Art. 278 SchKG – Der Drittschuldner ist nur dann im Sinne von Art. 278 Abs. 1 SchKG durch den Arrest in seinen Rechten betroffen und zur Beschwerde legitimiert, wenn nebst der Anweisung, nicht mehr befreiend an den Schuldner leisten zu können, erschwerende Umstände dazukommen, die in wesentlichem Umfang in seine Rechtsposition eingreifen (E. 1.1 - 2.4). Das Nichteintreten auf die Beschwerde führt dazu, dass keine Nichtigkeitsprüfung stattfindet (E. 2.5)

Aus den Erwägungen:

1.1 Wer durch einen Arrest in seinen Rechten betroffen ist, kann nach Art. 278 Abs. 1 SchKG innert zehn Tagen, nachdem er von dessen Anordnung Kenntnis erhalten hat, beim Gericht Einsprache erheben. Das Gericht gibt den Beteiligten Gelegenheit zur Stellungnahme und entscheidet ohne Verzug (Art. 278 Abs. 2 SchKG). Der Einsprachentscheid kann mit Beschwerde nach der ZPO angefochten werden. Vor der Rechtsmittelinstanz können neue Tatsachen geltend gemacht werden (Art. 278 Abs. 3 SchKG).

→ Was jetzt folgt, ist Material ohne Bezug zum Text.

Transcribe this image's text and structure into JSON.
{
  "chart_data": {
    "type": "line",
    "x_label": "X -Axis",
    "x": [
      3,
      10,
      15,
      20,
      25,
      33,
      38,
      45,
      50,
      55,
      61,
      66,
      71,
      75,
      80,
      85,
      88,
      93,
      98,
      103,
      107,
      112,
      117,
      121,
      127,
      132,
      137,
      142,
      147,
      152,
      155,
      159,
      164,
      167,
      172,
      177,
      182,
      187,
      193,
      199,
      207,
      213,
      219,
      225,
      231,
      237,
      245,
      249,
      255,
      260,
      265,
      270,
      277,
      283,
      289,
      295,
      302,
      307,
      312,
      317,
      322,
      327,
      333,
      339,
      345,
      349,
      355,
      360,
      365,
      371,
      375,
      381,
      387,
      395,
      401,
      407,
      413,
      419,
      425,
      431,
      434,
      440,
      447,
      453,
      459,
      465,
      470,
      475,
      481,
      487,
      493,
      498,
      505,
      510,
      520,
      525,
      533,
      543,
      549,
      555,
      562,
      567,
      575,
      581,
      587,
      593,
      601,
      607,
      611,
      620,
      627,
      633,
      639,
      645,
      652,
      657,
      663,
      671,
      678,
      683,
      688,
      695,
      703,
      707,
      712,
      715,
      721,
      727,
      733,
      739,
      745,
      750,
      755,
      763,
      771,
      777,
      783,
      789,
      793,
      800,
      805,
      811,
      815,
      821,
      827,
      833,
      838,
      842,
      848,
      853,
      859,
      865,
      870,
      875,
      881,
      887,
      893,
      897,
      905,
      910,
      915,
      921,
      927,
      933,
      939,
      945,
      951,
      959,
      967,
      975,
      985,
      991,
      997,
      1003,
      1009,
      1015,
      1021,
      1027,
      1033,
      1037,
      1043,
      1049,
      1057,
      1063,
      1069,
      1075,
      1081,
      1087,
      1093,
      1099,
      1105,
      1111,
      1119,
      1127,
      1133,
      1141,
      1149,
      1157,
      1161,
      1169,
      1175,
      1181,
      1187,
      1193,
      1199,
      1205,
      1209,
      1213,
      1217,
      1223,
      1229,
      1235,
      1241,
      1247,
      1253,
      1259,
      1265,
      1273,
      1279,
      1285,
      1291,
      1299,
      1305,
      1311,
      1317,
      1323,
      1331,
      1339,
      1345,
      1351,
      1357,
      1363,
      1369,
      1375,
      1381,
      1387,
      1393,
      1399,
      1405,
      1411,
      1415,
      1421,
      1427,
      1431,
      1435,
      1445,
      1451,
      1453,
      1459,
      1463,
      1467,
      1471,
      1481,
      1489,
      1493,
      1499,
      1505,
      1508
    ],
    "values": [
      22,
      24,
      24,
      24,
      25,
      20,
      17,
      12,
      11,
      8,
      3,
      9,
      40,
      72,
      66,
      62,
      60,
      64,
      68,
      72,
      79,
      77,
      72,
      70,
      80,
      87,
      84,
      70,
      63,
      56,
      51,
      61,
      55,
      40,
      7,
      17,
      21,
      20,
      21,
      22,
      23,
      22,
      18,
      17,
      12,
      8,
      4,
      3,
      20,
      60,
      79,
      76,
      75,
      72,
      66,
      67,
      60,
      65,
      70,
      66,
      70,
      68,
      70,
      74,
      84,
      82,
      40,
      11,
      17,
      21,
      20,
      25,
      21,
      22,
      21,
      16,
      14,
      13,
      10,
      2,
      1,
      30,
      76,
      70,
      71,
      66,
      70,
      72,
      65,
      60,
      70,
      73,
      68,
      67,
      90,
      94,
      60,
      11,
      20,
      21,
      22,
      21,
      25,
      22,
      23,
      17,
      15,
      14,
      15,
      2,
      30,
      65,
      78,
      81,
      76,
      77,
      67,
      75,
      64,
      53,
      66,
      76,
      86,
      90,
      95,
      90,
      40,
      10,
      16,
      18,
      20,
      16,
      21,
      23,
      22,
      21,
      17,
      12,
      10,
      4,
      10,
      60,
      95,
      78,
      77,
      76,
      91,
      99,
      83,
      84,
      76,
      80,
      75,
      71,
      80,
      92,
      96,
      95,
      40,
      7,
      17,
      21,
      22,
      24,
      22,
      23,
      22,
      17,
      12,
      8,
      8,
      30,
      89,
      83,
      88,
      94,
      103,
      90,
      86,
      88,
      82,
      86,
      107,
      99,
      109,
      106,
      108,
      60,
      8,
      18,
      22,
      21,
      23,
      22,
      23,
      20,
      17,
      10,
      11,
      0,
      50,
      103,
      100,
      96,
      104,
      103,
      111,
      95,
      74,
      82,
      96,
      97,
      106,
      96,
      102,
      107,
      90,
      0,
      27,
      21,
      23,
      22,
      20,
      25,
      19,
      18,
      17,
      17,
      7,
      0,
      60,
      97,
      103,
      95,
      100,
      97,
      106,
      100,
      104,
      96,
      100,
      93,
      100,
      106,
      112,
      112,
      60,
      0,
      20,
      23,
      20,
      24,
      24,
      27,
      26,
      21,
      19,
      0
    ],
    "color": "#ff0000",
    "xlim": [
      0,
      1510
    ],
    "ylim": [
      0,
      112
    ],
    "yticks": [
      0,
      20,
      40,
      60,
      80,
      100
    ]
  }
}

1.2 Gemäss Art. 320 ZPO kann mit der Beschwerde die unrichtige Rechtsanwendung (lit. a) oder die offensichtlich unrichtige Feststellung des Sachverhaltes (lit. b) geltend gemacht werden.

1.3 Im Beschwerdeverfahren können die Parteien neue Tatsachen geltend machen (Art. 278 Abs. 3 Satz 2 SchKG). Gemäss der Botschaft über die Änderung des Bundesgesetzes über Schuldbetreibung und Konkurs (SchKG) vom 8. Mai 1991 (S. 173 f.) sind damit echte Noven, d.h. Tatsachen, die nach dem erstinstanzlichen Entscheid eingetreten sind, gemeint. Das Bundesgericht hat in zwei Entscheiden vom 17. November 2005 (5P.296/2005 E. 4.2.1 und 5P.330/2005, E. 4.2.1) unter Hinweis auf die Botschaft und die Lehre festgehalten, das Obergericht des Kantons Bern habe Art. 278 Abs. 3 SchKG nicht willkürlich angewendet, indem es grundsätzlich lediglich echte, nicht aber unechte Noven zugelassen habe. Ein Teil der Lehre folgert daraus, dass im Beschwerdeverfahren nur echte Noven zulässig sind (Amonn/Walther, Grundriss des Schuldbetreibungs- und Konkursrechts, 8. A., Bern 2008, § 51 N 74; Felix C. Meier-Dieterle, in: Daniel Hunkeler [Hrsg.], Kurzkommentar SchKG, Basel, 2009, Art. 278 N 15; vgl. ferner Walter A. Stoffel, Das neue Arrestrecht, in: AJP 1996 S. 1411), während anderen Lehrmeinungen zufolge auch unechte Noven gehört werden können, jedoch nur falls sich daraus die Nichtigkeit des Arrestes ergibt oder sie entschuldbar nicht bereits im Einspracheverfahren vorgetragen worden sind (Hans Reiser, in: Staehelin/ Bauer/Staehelin [Hrsg.], Bundesgesetz über Schuldbetreibung und Konkurs II, 2. A., Basel 2010, Art. 278 N 47 - 49; Walder/Kull/Kottmann, Bundesgesetz über Schuldbetreibung und Konkurs, Bd. II, 4. A., Zürich 1997/99, Art. 278 N 28).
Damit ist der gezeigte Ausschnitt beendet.